Veertig jaar geleden speelden de Amerikaanse schaker Bobby Fischer en zijn Sovjet-rivaal Boris Spassky een beroemde tweekamp om het wereldkampioenschap. Hoewel de Koude Oorlog in 1972 wat minder grimmig was dan tien jaar daarvoor, stond er politiek wel het een en ander op het spel. De pers zou zeker vergelijkingen trekken tussen het intellectueel peil in kapitalistische en communistische landen. Mijn vader volgde de match te Reykjavik op de voet en vertelde op een ochtend dat Fischer in de laatste partij wel acht zetten vooruit had gedacht.

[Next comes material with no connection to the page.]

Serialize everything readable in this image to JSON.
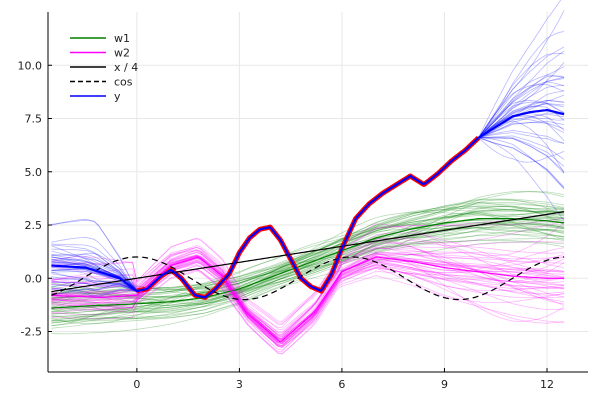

Dat heb ik altijd een machtig mooie opmerking gevonden. De suggestie dat hier de toppen van het menselijk intellect worden bereikt, was zó sterk, dat ze zelfs na veertig jaar nog indruk maakt op iemand die, zoals ik, niet kan schaken. Sinds 1971 lees ik de schaakrubrieken, puur omdat schaakjournalisten een geheel eigen jargon hebben en in de regel verdraaid goed schrijven. Er zijn literaire prijzen gegeven aan mindere auteurs dan Ree en Pam.

Lees verder “Bobby Fischer in Reykjavik”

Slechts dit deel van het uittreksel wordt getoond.